Birkby shines when it comes to one-liners and quick gags. There were several lines that I enjoyed immensely (my favourite being about the artist Pitbull) and it’s apparent why she’s written for Mock The Week and Radio 4. I found that audience interactions were slightly hit and miss. Banter with a latecomer was professionally handled, but others, including a front row interaction with someone drinking Diet Coke went on for a bit too long. However, with more boisterous interactions, Birkby was more than capable of getting the show back on the right track.
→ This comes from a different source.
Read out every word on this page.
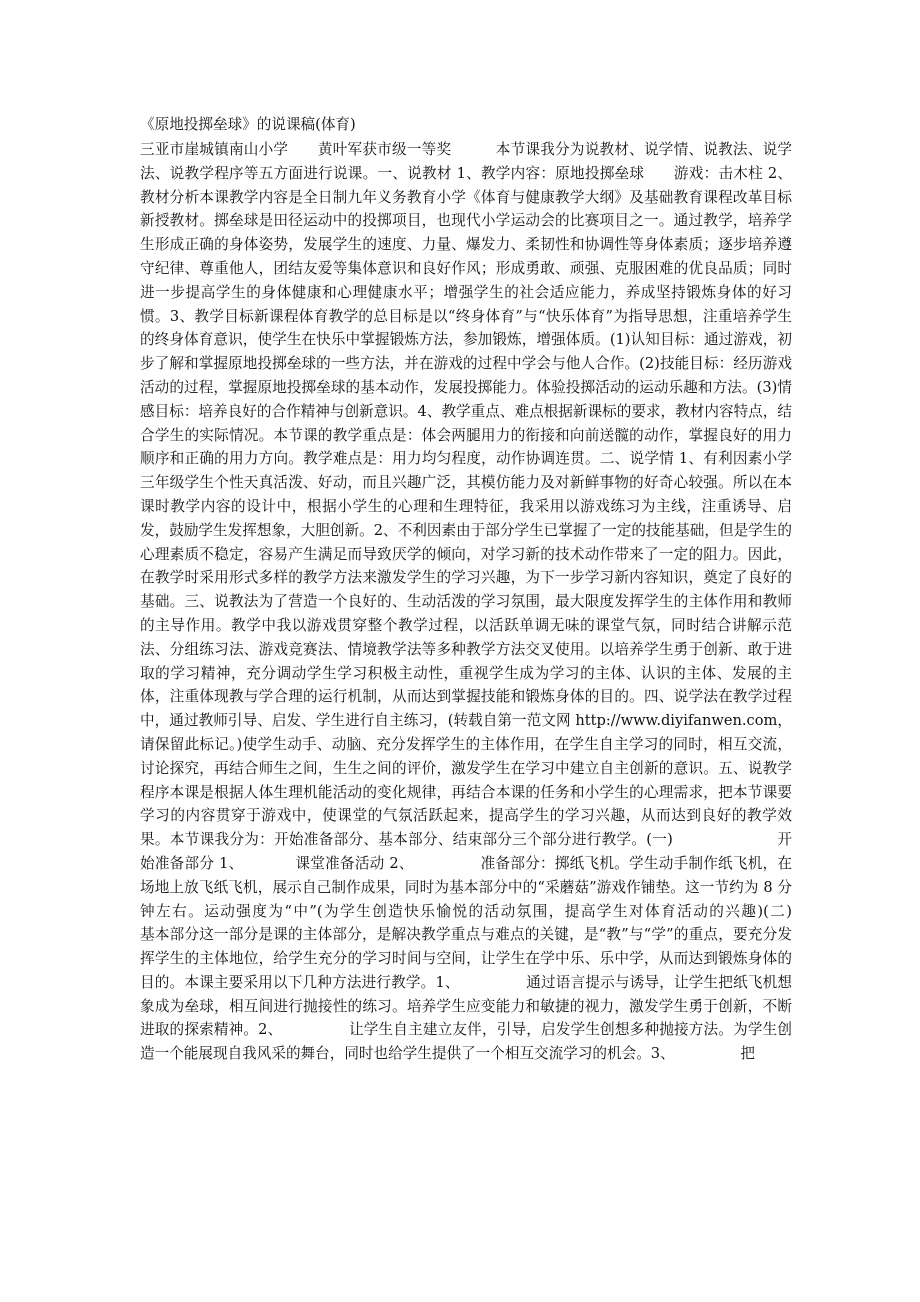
《原地投掷垒球》的说课稿(体育)

三亚市崖城镇南山小学　　黄叶军获市级一等奖　　　本节课我分为说教材、说学情、说教法、说学法、说教学程序等五方面进行说课。一、说教材 1、教学内容：原地投掷垒球　　游戏：击木柱 2、教材分析本课教学内容是全日制九年义务教育小学《体育与健康教学大纲》及基础教育课程改革目标新授教材。掷垒球是田径运动中的投掷项目，也现代小学运动会的比赛项目之一。通过教学，培养学生形成正确的身体姿势，发展学生的速度、力量、爆发力、柔韧性和协调性等身体素质；逐步培养遵守纪律、尊重他人，团结友爱等集体意识和良好作风；形成勇敢、顽强、克服困难的优良品质；同时进一步提高学生的身体健康和心理健康水平；增强学生的社会适应能力，养成坚持锻炼身体的好习惯。3、教学目标新课程体育教学的总目标是以“终身体育”与“快乐体育”为指导思想，注重培养学生的终身体育意识，使学生在快乐中掌握锻炼方法，参加锻炼，增强体质。(1)认知目标：通过游戏，初步了解和掌握原地投掷垒球的一些方法，并在游戏的过程中学会与他人合作。(2)技能目标：经历游戏活动的过程，掌握原地投掷垒球的基本动作，发展投掷能力。体验投掷活动的运动乐趣和方法。(3)情感目标：培养良好的合作精神与创新意识。4、教学重点、难点根据新课标的要求，教材内容特点，结合学生的实际情况。本节课的教学重点是：体会两腿用力的衔接和向前送髋的动作，掌握良好的用力顺序和正确的用力方向。教学难点是：用力均匀程度，动作协调连贯。二、说学情 1、有利因素小学三年级学生个性天真活泼、好动，而且兴趣广泛，其模仿能力及对新鲜事物的好奇心较强。所以在本课时教学内容的设计中，根据小学生的心理和生理特征，我采用以游戏练习为主线，注重诱导、启发，鼓励学生发挥想象，大胆创新。2、不利因素由于部分学生已掌握了一定的技能基础，但是学生的心理素质不稳定，容易产生满足而导致厌学的倾向，对学习新的技术动作带来了一定的阻力。因此，在教学时采用形式多样的教学方法来激发学生的学习兴趣，为下一步学习新内容知识，奠定了良好的基础。三、说教法为了营造一个良好的、生动活泼的学习氛围，最大限度发挥学生的主体作用和教师的主导作用。教学中我以游戏贯穿整个教学过程，以活跃单调无味的课堂气氛，同时结合讲解示范法、分组练习法、游戏竞赛法、情境教学法等多种教学方法交叉使用。以培养学生勇于创新、敢于进取的学习精神，充分调动学生学习积极主动性，重视学生成为学习的主体、认识的主体、发展的主体，注重体现教与学合理的运行机制，从而达到掌握技能和锻炼身体的目的。四、说学法在教学过程中，通过教师引导、启发、学生进行自主练习，(转载自第一范文网 http://www.diyifanwen.com，请保留此标记。)使学生动手、动脑、充分发挥学生的主体作用，在学生自主学习的同时，相互交流，讨论探究，再结合师生之间，生生之间的评价，激发学生在学习中建立自主创新的意识。五、说教学程序本课是根据人体生理机能活动的变化规律，再结合本课的任务和小学生的心理需求，把本节课要学习的内容贯穿于游戏中，使课堂的气氛活跃起来，提高学生的学习兴趣，从而达到良好的教学效果。本节课我分为：开始准备部分、基本部分、结束部分三个部分进行教学。(一)　　　　　　　开始准备部分 1、　　　　课堂准备活动 2、　　　　　准备部分：掷纸飞机。学生动手制作纸飞机，在场地上放飞纸飞机，展示自己制作成果，同时为基本部分中的“采蘑菇”游戏作铺垫。这一节约为 8 分钟左右。运动强度为“中”(为学生创造快乐愉悦的活动氛围，提高学生对体育活动的兴趣)(二)　　　　基本部分这一部分是课的主体部分，是解决教学重点与难点的关键，是“教”与“学”的重点，要充分发挥学生的主体地位，给学生充分的学习时间与空间，让学生在学中乐、乐中学，从而达到锻炼身体的目的。本课主要采用以下几种方法进行教学。1、　　　　　通过语言提示与诱导，让学生把纸飞机想象成为垒球，相互间进行抛接性的练习。培养学生应变能力和敏捷的视力，激发学生勇于创新，不断进取的探索精神。2、　　　　　让学生自主建立友伴，引导，启发学生创想多种抛接方法。为学生创造一个能展现自我风采的舞台，同时也给学生提供了一个相互交流学习的机会。3、　　　　　把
I found the show as a whole a little clunky in parts. For me, the whole theme of “being nice” seemed a little shoehorned in. I don’t think there was enough of it throughout the set. In the final twenty minutes of the act, Birkby moves on to some genuinely interesting material regarding mental health and therapy. Birkby recalls an incident that happens to her which makes her think about herself and her “niceness”. It’s an emotional incident that encompasses the entire theme, enough that I thought this would be the final routine of the act. However, she quickly moves on to other material and doesn’t spend enough time letting the audience feel the full weight of that story. This, unfortunately, quickly weakens the impact of the incident and her thoughts about “niceness” become inconsequential. If the final twenty minutes of the show are restructured, I feel she would have a very strong final act.
As I said in the beginning of this review, this is a nice show. However, I know Chelsea Birkby has a lot of potential. It’s clear in her status as multi-competition finalist. With a little work, I think a brilliant career awaits.